Agnes Charlotte Dagmar Adler, born Hansen (19 February 1865 in Copenhagen – 11 October 1935 at the same place was a Danish pianist. She is buried at Gentofte Kirkegård.

==Life==
Agnes Adler was born into a musical family where her father, Carl Emilius Hansen (1834–1910), was an oboist, and her aunt, Louise Amalie Hansen (1828–79), married Hasselriis, who was a violinist. On 31 May 1892 she was married to Adolph Siegfried Adler (1838–1910) but the couple got divorced after the birth of their daughter.

==Career==
Agnes's father pushed both Agnes and her older brother Robert Emil Hansen into musical careers.

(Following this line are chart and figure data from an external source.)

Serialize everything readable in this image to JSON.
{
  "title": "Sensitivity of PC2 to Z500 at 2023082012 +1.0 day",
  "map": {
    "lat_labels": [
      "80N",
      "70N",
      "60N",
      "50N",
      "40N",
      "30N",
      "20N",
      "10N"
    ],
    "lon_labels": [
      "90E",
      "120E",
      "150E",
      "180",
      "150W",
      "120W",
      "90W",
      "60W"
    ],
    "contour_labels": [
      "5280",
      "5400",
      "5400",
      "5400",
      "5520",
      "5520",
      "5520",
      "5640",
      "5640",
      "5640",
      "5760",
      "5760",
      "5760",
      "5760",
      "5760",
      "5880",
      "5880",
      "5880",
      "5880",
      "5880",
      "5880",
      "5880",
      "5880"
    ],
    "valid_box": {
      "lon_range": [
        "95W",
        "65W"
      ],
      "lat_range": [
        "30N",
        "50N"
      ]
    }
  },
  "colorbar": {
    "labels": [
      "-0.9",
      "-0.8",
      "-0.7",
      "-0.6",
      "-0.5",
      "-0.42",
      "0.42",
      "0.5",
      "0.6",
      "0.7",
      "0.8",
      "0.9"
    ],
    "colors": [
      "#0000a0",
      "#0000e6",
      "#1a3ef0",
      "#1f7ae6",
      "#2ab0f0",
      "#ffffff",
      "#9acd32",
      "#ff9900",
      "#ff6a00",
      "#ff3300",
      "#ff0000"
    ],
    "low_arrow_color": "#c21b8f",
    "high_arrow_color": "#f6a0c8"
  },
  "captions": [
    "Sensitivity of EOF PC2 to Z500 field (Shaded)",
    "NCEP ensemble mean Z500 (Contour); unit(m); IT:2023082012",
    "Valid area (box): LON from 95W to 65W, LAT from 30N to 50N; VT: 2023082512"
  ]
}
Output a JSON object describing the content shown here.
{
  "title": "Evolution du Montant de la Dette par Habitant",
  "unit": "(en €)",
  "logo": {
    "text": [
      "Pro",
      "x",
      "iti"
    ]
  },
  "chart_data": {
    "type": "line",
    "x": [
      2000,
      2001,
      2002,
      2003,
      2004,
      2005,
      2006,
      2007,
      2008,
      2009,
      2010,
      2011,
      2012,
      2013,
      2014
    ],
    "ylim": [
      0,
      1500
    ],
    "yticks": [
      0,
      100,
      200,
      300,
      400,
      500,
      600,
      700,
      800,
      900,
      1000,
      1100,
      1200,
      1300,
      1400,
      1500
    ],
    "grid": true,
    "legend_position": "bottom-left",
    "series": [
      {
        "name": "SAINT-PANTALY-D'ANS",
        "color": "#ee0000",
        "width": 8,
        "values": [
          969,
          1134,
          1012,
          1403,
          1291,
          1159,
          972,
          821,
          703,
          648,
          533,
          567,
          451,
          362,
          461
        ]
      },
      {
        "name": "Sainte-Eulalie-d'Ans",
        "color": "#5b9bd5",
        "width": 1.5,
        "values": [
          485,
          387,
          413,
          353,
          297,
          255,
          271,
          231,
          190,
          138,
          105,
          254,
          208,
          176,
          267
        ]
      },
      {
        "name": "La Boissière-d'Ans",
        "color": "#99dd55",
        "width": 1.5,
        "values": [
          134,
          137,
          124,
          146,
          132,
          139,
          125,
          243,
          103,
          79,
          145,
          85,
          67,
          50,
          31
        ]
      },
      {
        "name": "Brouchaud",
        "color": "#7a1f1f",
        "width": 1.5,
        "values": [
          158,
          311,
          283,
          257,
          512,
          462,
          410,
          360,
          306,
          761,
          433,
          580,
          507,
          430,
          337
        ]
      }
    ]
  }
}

The first time she played in public was a concert at the Student's Ballroom Festival with her father and brother in 1873. Both Agnes and her brother were labeled to as prodigies, and in the following year gave many more concerts. Agnes received private tuition from Edmund Neupert, before she, in 1879, was admitted to the Royal Danish Academy of Music on a scholarship. She made her debut there in 1882 by playing Mendelssohn's piano concerto conducted by Niels W. Gade, of the Music Society.

She was also part of the Agnes Adler trio with Peder Møller (Violin) and Louis Jensen (Cello).